To summarize first here are the initial facts as newspapers printed the story. An elderly woman was given a hot cup of coffee that dropped into her lap. She claimed she had been injured by the hot coffee and was given an award by a jury that totaled in the millions. The media intimated the award was outrageous for just spilt coffee, than had talking heads continue the story by making fun of the victim as well. But there’s far more to the story than that.

It turns out the coffee was scalding hot, beyond that of the ordinary hot cup of coffee.
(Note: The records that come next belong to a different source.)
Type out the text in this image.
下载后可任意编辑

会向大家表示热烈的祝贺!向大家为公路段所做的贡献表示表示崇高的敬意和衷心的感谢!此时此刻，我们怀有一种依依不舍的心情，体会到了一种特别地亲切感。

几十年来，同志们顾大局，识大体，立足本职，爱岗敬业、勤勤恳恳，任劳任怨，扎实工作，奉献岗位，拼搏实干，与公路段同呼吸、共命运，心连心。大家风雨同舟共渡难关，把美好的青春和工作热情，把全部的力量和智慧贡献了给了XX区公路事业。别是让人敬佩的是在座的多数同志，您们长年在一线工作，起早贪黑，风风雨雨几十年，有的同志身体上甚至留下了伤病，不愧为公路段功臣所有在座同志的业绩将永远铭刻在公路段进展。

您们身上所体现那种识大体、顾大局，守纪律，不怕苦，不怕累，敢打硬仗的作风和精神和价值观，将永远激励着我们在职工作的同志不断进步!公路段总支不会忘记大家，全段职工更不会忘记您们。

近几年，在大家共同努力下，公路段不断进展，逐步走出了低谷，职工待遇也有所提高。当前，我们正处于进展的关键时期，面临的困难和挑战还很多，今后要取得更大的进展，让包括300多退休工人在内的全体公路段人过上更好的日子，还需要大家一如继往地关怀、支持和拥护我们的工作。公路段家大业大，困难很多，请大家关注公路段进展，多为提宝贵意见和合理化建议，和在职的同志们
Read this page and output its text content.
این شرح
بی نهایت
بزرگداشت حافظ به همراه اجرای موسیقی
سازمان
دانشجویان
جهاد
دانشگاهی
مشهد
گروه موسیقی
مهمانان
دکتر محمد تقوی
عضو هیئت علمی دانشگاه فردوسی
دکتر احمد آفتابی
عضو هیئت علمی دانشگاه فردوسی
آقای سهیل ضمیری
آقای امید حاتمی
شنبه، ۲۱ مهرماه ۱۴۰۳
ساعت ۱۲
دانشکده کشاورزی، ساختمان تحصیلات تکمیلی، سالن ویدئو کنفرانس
The coffee poured into the woman’s lap, and as a result of severe burns, she was unale to walk and had to use a wheelchair for mobility. She had severe pain as well. According to the details spelled out in the case in legal archives, Stella Liebeck, age 79 at the time, was severely burned as a result of the hot coffee spill. She wasn’t dirving at the time, just attempting to remove the plastic lid from the cup. Her sweatpants absorbed the coffee, holding most of the scalding coffee close to the skin. An examination by a vascular surgeon determined Liebeck had full thickness, or third-degree burns, over 6% of her body. She was hospitalized for eight days for treatment, including skin grafting.

Liebeck asked McDonalds to pay her medical bills, attempting to settle her claim for $20,000. McDonalds refused, citing other cases of people who had been burned by the coffee. In other words, they knew the coffee was too hot, but used this knowledge as part of a defense, that folks recover; and it isn’t so bad. McDonalds had said their coffee was at 185 degrees, and people wanted it like that.

The case was appealed, and as a result took some time to resolve. The initial jury award was $200,000 in compensatory damages, reduced by 20% because Liebeck was found 20% responsible for what happened. The jury also gave an award of $2.7 million in punitive damages. That amount equals two days of McDonalds’ coffee sales, according to calculations of coffee sales by this large fast-food restaurant chain. A trial court eventually reduced punitive damages to $480,000, which was three times the compensatory damages given at the time of the first jury trial. This followed the judge calling McDonald’s conduct “reckless, callous and willful.”

What many people don’t know, or fail to understand, is that plaintiff attorneys don’t usually win their cases nor are most of those cases frivolous.